Justin Morgan Had a Horse
- First edition
- Author: Marguerite Henry
- Illustrator: Wesley Dennis
- Language: English
- Publisher: Wilcox & Follett
- Publication date: 1945
- Publication place: United States
- Media type: Print (hardback & paperback)
- ISBN: 978-0689852794

= Justin Morgan Had a Horse =

1945 children's book

Justin Morgan Had a Horse is an American children's historical novel by Marguerite Henry, illustrated by Wesley Dennis and published by Wilcox & Follett of Chicago in 1945. It concerns the real figures of Justin Morgan and his bay stallion Figure, who lived in Vermont in the late eighteenth century. It was a runner-up for the Newbery Medal in 1946.
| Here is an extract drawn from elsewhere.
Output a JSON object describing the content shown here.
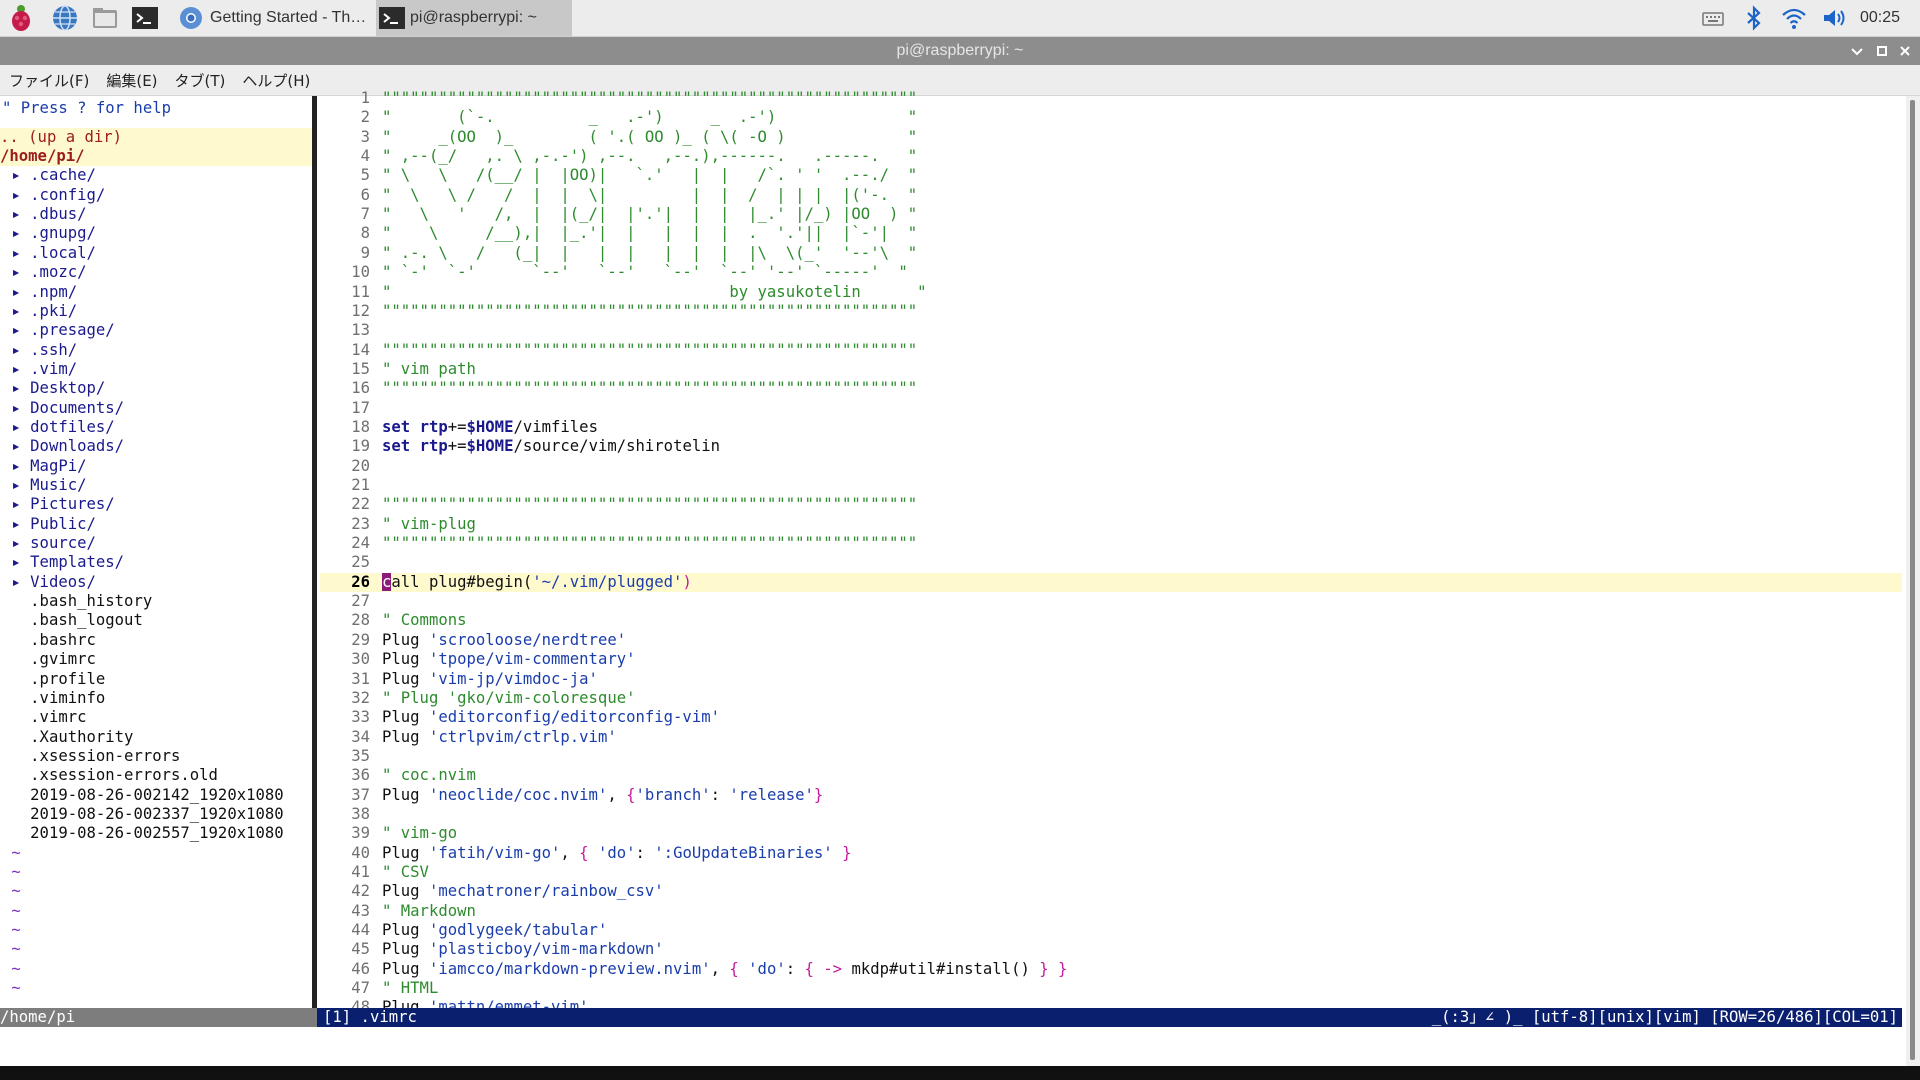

An edition was published by Rand McNally in 1954 with new copyrights by both Henry and Dennis. The Library of Congress catalog records report 89 pp. and 169 pp.

==Plot summary==
The schoolmaster, Justin Morgan, takes two colts as payment for an old debt. The younger of the two grows into a sturdy, though small, riding horse which served as the foundation of the Morgan breed.

==Adaptations==
In 1972, the book was adapted as a film by Disney Studios and aired on The Wonderful World of Disney. It starred Don Murray as Justin Morgan. John Smith, formerly of the NBC series Laramie, played the part of Mr. Ames, and James Hampton played Aaron.